X-ray diffraction of the starting powder showed a purely LiF crystalline phase (PDF card #78–1217) (JCPDS #45–1460). The sample sintered at 675 °C strictly contained the LiF phase, as shown in Figure 8. The same holds for the samples sintered at higher temperatures.

3.4. Optical and Electronic Band Gaps

Based on the results shown in Figure 9, the samples sintered at 775 °C and 835 °C have the same band gap energy, E_bg, of 3.20 eV. The sample sintered at only 700 °C has a higher band gap value—3.65 eV. The decrease in the density of the localized electron energy states in the E_bg caused the energy gap to seem larger [14]. This decrease corresponds to the not-so-well sintered character of the sample 700-2.

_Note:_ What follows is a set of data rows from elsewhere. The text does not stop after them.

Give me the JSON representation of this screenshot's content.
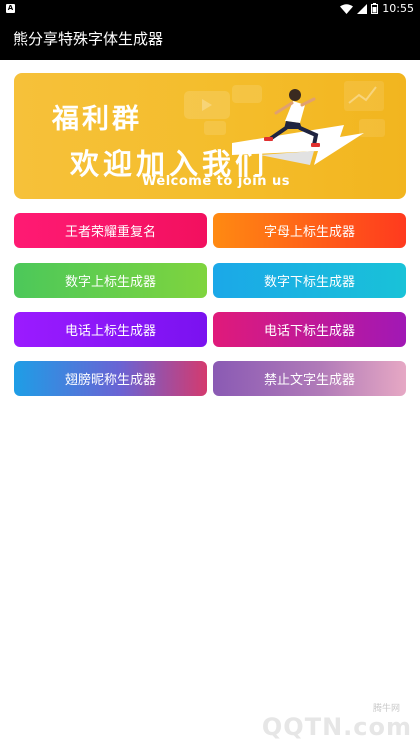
{
  "status_bar": {
    "time": "10:55",
    "notification_icon": "android-notification-icon",
    "icons": [
      "wifi-icon",
      "signal-icon",
      "battery-icon"
    ]
  },
  "app_bar": {
    "title": "熊分享特殊字体生成器"
  },
  "banner": {
    "title_line1": "福利群",
    "title_line2": "欢迎加入我们",
    "subtitle": "Welcome to join us"
  },
  "buttons": [
    {
      "label": "王者荣耀重复名"
    },
    {
      "label": "字母上标生成器"
    },
    {
      "label": "数字上标生成器"
    },
    {
      "label": "数字下标生成器"
    },
    {
      "label": "电话上标生成器"
    },
    {
      "label": "电话下标生成器"
    },
    {
      "label": "翅膀昵称生成器"
    },
    {
      "label": "禁止文字生成器"
    }
  ],
  "watermark": {
    "small": "腾牛网",
    "big": "QQTN.com"
  },
  "colors": {
    "banner": "#f4bd2b",
    "bar": "#000000"
  }
}
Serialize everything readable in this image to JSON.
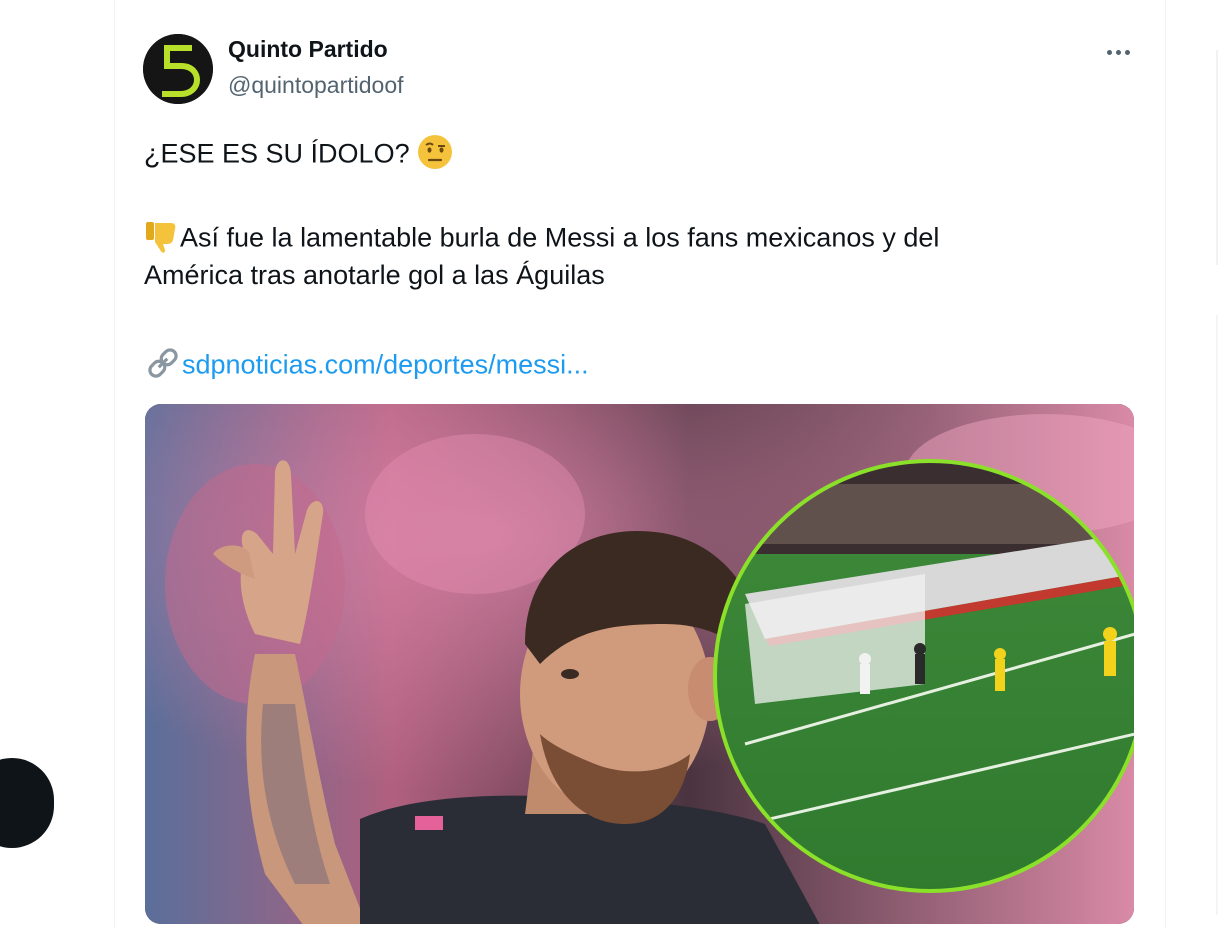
{
  "tweet": {
    "author": {
      "name": "Quinto Partido",
      "handle": "@quintopartidoof",
      "avatar_icon": "quinto-partido-logo-icon",
      "avatar_colors": {
        "background": "#151515",
        "accent": "#b8e02a"
      }
    },
    "more_icon": "more-options-icon",
    "text": {
      "line1": "¿ESE ES SU ÍDOLO? ",
      "line1_emoji": "face-with-raised-eyebrow-icon",
      "line2_emoji": "thumbs-down-icon",
      "line2": "Así fue la lamentable burla de Messi a los fans mexicanos y del",
      "line3": "América tras anotarle gol a las Águilas",
      "link_icon": "link-icon",
      "link": "sdpnoticias.com/deportes/messi..."
    },
    "media": {
      "kind": "photo",
      "description_icon": "player-celebration-photo-with-inset-goal-replay"
    }
  },
  "colors": {
    "text": "#0f1419",
    "secondary": "#536471",
    "link": "#1d9bf0",
    "border": "#eff3f4"
  }
}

The electric AC conductivities (recorded at 1 kHz frequency) of sample 700-2 were slightly increased with the increase in the measurement temperature from 30 °C to 70 °C (i.e., 303 K to 343 K; Figure 10, region a), but when the temperature increased to above 90 °C (363 K; Figure 10, region b), a more enhanced increase in the conductivities was obtained. This behavior is explained by the increasing number of carriers that can overcome the Fermi level and participate in electrical conduction [15]. In the high temperature range, labeled b, the conduction was thermally activated from the deep levels to the conduction band, while it was activated from the shallow levels in the low temperature region, labeled a.

The AC conductivities (recorded again at 1 kHz) of sample 835-8 also increased with the increase in the temperature from 130 °C to 300 °C (i.e., 403 K to 573 K, Figure 11).

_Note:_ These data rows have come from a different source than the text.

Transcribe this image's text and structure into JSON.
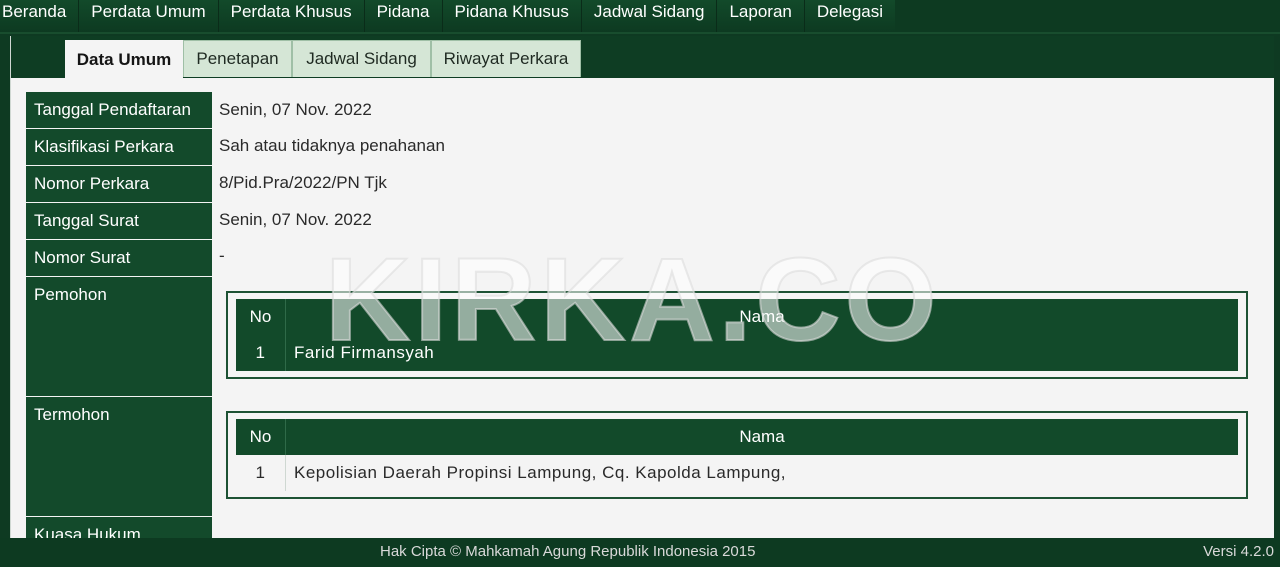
{
  "nav": {
    "items": [
      "Beranda",
      "Perdata Umum",
      "Perdata Khusus",
      "Pidana",
      "Pidana Khusus",
      "Jadwal Sidang",
      "Laporan",
      "Delegasi"
    ]
  },
  "tabs": [
    {
      "label": "Data Umum",
      "active": true
    },
    {
      "label": "Penetapan",
      "active": false
    },
    {
      "label": "Jadwal Sidang",
      "active": false
    },
    {
      "label": "Riwayat Perkara",
      "active": false
    }
  ],
  "fields": [
    {
      "label": "Tanggal Pendaftaran",
      "value": "Senin, 07 Nov. 2022"
    },
    {
      "label": "Klasifikasi Perkara",
      "value": "Sah atau tidaknya penahanan"
    },
    {
      "label": "Nomor Perkara",
      "value": "8/Pid.Pra/2022/PN Tjk"
    },
    {
      "label": "Tanggal Surat",
      "value": "Senin, 07 Nov. 2022"
    },
    {
      "label": "Nomor Surat",
      "value": "-"
    }
  ],
  "pemohon": {
    "label": "Pemohon",
    "headers": {
      "no": "No",
      "name": "Nama"
    },
    "rows": [
      {
        "no": "1",
        "name": "Farid Firmansyah"
      }
    ]
  },
  "termohon": {
    "label": "Termohon",
    "headers": {
      "no": "No",
      "name": "Nama"
    },
    "rows": [
      {
        "no": "1",
        "name": "Kepolisian Daerah Propinsi Lampung, Cq. Kapolda Lampung,"
      }
    ]
  },
  "kuasa_hukum": {
    "label": "Kuasa Hukum"
  },
  "footer": {
    "copyright": "Hak Cipta © Mahkamah Agung Republik Indonesia 2015",
    "version": "Versi 4.2.0"
  },
  "watermark": "KIRKA.CO",
  "colors": {
    "primary_green": "#124a2a",
    "nav_green": "#0d3a21",
    "tab_inactive": "#d5e6d6"
  }
}
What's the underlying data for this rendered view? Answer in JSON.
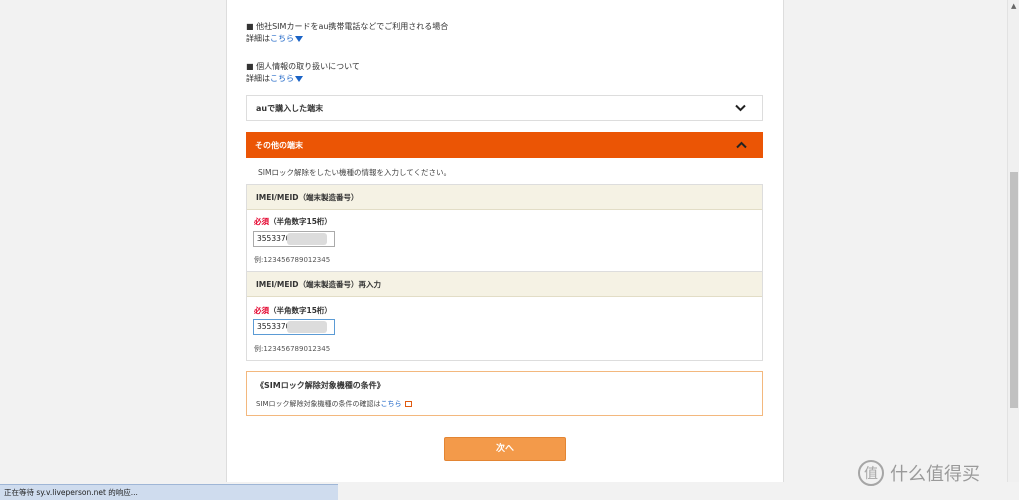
{
  "notices": [
    {
      "title": "■ 他社SIMカードをau携帯電話などでご利用される場合",
      "detail_prefix": "詳細は",
      "detail_link": "こちら"
    },
    {
      "title": "■ 個人情報の取り扱いについて",
      "detail_prefix": "詳細は",
      "detail_link": "こちら"
    }
  ],
  "accordion": {
    "au_device": {
      "label": "auで購入した端末",
      "state": "collapsed"
    },
    "other_device": {
      "label": "その他の端末",
      "state": "expanded"
    }
  },
  "form": {
    "intro": "SIMロック解除をしたい機種の情報を入力してください。",
    "imei": {
      "header": "IMEI/MEID（端末製造番号）",
      "required_label": "必須",
      "required_hint": "（半角数字15桁）",
      "value": "3553370",
      "example": "例:123456789012345"
    },
    "imei_confirm": {
      "header": "IMEI/MEID（端末製造番号）再入力",
      "required_label": "必須",
      "required_hint": "（半角数字15桁）",
      "value": "3553370",
      "example": "例:123456789012345"
    }
  },
  "conditions": {
    "title": "《SIMロック解除対象機種の条件》",
    "text_prefix": "SIMロック解除対象機種の条件の確認は",
    "link": "こちら"
  },
  "next_button": "次へ",
  "status_bar": "正在等待 sy.v.liveperson.net 的响应...",
  "watermark": {
    "badge": "值",
    "text": "什么值得买"
  },
  "colors": {
    "accent": "#eb5505",
    "link": "#1a63c6",
    "required": "#e4002b",
    "button": "#f39a4a"
  }
}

The average value of the carrier activation energy E_a over the studied temperature range is 0.277, 0.255, and 0.324 for sample 700-2 region a, sample 700-2 region b, and sample 835-8, respectively.

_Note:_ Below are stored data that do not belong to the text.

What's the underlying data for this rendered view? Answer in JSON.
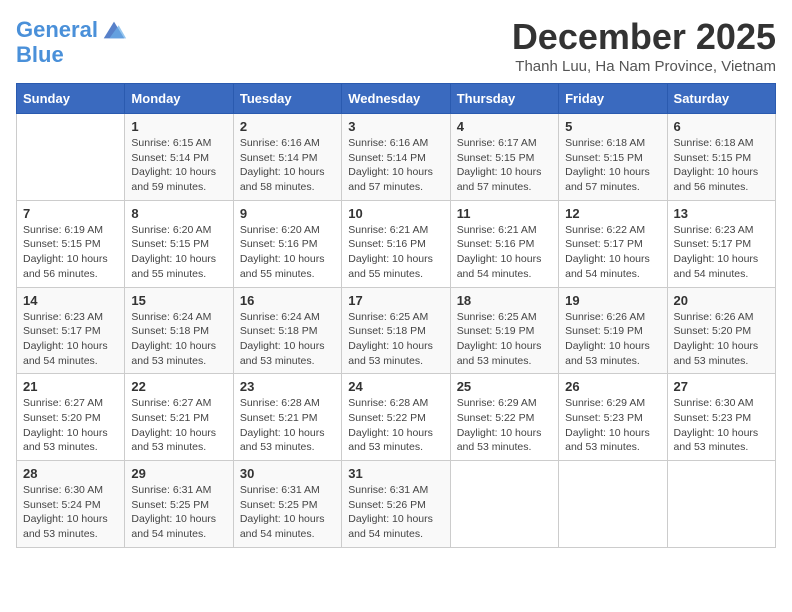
{
  "header": {
    "logo_line1": "General",
    "logo_line2": "Blue",
    "month": "December 2025",
    "location": "Thanh Luu, Ha Nam Province, Vietnam"
  },
  "days_of_week": [
    "Sunday",
    "Monday",
    "Tuesday",
    "Wednesday",
    "Thursday",
    "Friday",
    "Saturday"
  ],
  "weeks": [
    [
      {
        "num": "",
        "info": ""
      },
      {
        "num": "1",
        "info": "Sunrise: 6:15 AM\nSunset: 5:14 PM\nDaylight: 10 hours\nand 59 minutes."
      },
      {
        "num": "2",
        "info": "Sunrise: 6:16 AM\nSunset: 5:14 PM\nDaylight: 10 hours\nand 58 minutes."
      },
      {
        "num": "3",
        "info": "Sunrise: 6:16 AM\nSunset: 5:14 PM\nDaylight: 10 hours\nand 57 minutes."
      },
      {
        "num": "4",
        "info": "Sunrise: 6:17 AM\nSunset: 5:15 PM\nDaylight: 10 hours\nand 57 minutes."
      },
      {
        "num": "5",
        "info": "Sunrise: 6:18 AM\nSunset: 5:15 PM\nDaylight: 10 hours\nand 57 minutes."
      },
      {
        "num": "6",
        "info": "Sunrise: 6:18 AM\nSunset: 5:15 PM\nDaylight: 10 hours\nand 56 minutes."
      }
    ],
    [
      {
        "num": "7",
        "info": "Sunrise: 6:19 AM\nSunset: 5:15 PM\nDaylight: 10 hours\nand 56 minutes."
      },
      {
        "num": "8",
        "info": "Sunrise: 6:20 AM\nSunset: 5:15 PM\nDaylight: 10 hours\nand 55 minutes."
      },
      {
        "num": "9",
        "info": "Sunrise: 6:20 AM\nSunset: 5:16 PM\nDaylight: 10 hours\nand 55 minutes."
      },
      {
        "num": "10",
        "info": "Sunrise: 6:21 AM\nSunset: 5:16 PM\nDaylight: 10 hours\nand 55 minutes."
      },
      {
        "num": "11",
        "info": "Sunrise: 6:21 AM\nSunset: 5:16 PM\nDaylight: 10 hours\nand 54 minutes."
      },
      {
        "num": "12",
        "info": "Sunrise: 6:22 AM\nSunset: 5:17 PM\nDaylight: 10 hours\nand 54 minutes."
      },
      {
        "num": "13",
        "info": "Sunrise: 6:23 AM\nSunset: 5:17 PM\nDaylight: 10 hours\nand 54 minutes."
      }
    ],
    [
      {
        "num": "14",
        "info": "Sunrise: 6:23 AM\nSunset: 5:17 PM\nDaylight: 10 hours\nand 54 minutes."
      },
      {
        "num": "15",
        "info": "Sunrise: 6:24 AM\nSunset: 5:18 PM\nDaylight: 10 hours\nand 53 minutes."
      },
      {
        "num": "16",
        "info": "Sunrise: 6:24 AM\nSunset: 5:18 PM\nDaylight: 10 hours\nand 53 minutes."
      },
      {
        "num": "17",
        "info": "Sunrise: 6:25 AM\nSunset: 5:18 PM\nDaylight: 10 hours\nand 53 minutes."
      },
      {
        "num": "18",
        "info": "Sunrise: 6:25 AM\nSunset: 5:19 PM\nDaylight: 10 hours\nand 53 minutes."
      },
      {
        "num": "19",
        "info": "Sunrise: 6:26 AM\nSunset: 5:19 PM\nDaylight: 10 hours\nand 53 minutes."
      },
      {
        "num": "20",
        "info": "Sunrise: 6:26 AM\nSunset: 5:20 PM\nDaylight: 10 hours\nand 53 minutes."
      }
    ],
    [
      {
        "num": "21",
        "info": "Sunrise: 6:27 AM\nSunset: 5:20 PM\nDaylight: 10 hours\nand 53 minutes."
      },
      {
        "num": "22",
        "info": "Sunrise: 6:27 AM\nSunset: 5:21 PM\nDaylight: 10 hours\nand 53 minutes."
      },
      {
        "num": "23",
        "info": "Sunrise: 6:28 AM\nSunset: 5:21 PM\nDaylight: 10 hours\nand 53 minutes."
      },
      {
        "num": "24",
        "info": "Sunrise: 6:28 AM\nSunset: 5:22 PM\nDaylight: 10 hours\nand 53 minutes."
      },
      {
        "num": "25",
        "info": "Sunrise: 6:29 AM\nSunset: 5:22 PM\nDaylight: 10 hours\nand 53 minutes."
      },
      {
        "num": "26",
        "info": "Sunrise: 6:29 AM\nSunset: 5:23 PM\nDaylight: 10 hours\nand 53 minutes."
      },
      {
        "num": "27",
        "info": "Sunrise: 6:30 AM\nSunset: 5:23 PM\nDaylight: 10 hours\nand 53 minutes."
      }
    ],
    [
      {
        "num": "28",
        "info": "Sunrise: 6:30 AM\nSunset: 5:24 PM\nDaylight: 10 hours\nand 53 minutes."
      },
      {
        "num": "29",
        "info": "Sunrise: 6:31 AM\nSunset: 5:25 PM\nDaylight: 10 hours\nand 54 minutes."
      },
      {
        "num": "30",
        "info": "Sunrise: 6:31 AM\nSunset: 5:25 PM\nDaylight: 10 hours\nand 54 minutes."
      },
      {
        "num": "31",
        "info": "Sunrise: 6:31 AM\nSunset: 5:26 PM\nDaylight: 10 hours\nand 54 minutes."
      },
      {
        "num": "",
        "info": ""
      },
      {
        "num": "",
        "info": ""
      },
      {
        "num": "",
        "info": ""
      }
    ]
  ]
}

Usually, the optical band gap is higher than the electrical band gap [15], most typically four times higher [16]. Here, in case of LiF 700-2, the optical gap is 3.65 eV, and the electrical gap is 0.277 eV at room temperature.

The band gap estimations determined above support the dielectric-tests-derived statement that the charge phenomena at the lattice level of the studied LiF compacts seem to be constant over roughly 730 °C in sintering to the higher processing temperatures. The optimum window for the fabrication of LiF dielectrics based on the HPF approach lies roughly here.

4. Conclusions

Lithium fluoride (LiF) processed via so-called high-pressure forming (HPF) plus subsequent furnace sintering is a good quality dielectric material. Its optimum sintering temperature was found to be slightly over 730 °C, and from this standpoint, it could be processed in the future in a solid phase together with silver electrodes without destroying their arrangement. At room temperature, LiF was fully comparable with oxide ceramics fired at temperatures over 1300 °C, for example, aluminum oxide or YAG. When we would like to shift the stability limit of LiF electronic components to higher temperatures, such as over 150 °C, we need to develop LiF ceramics with an even more intensively sintered microstructure. For this purpose, firing at 750 °C for 8 h after the HPF of the initial powder was recognized as the most suitable. The final product had a relative permittivity of 12.1, a loss tangent of 0.0005, and a DC resistivity of 27.4 × 10¹² Ωm. Its permittivity and loss tangent were frequency-independent and temperature-independent up to at least 150 °C. The optical band gap was markedly larger than the electrical band gap. The optical band gap of the LiF samples was in the range 3.20–3.65 eV depending on the sintering conditions. With increasing sintering temperature and time, the microstructure improves (and could be improved even beyond the frames studied here) but the lattice-level polarization and charging phenomena seem to have a threshold at about 750 °C at the sintering step, above which the physical behavior of the samples is not markedly modified. Production programs based on a pure LiF material could dramatically shift the energy demand for the elaboration of low-loss dielectrics down in many application fields.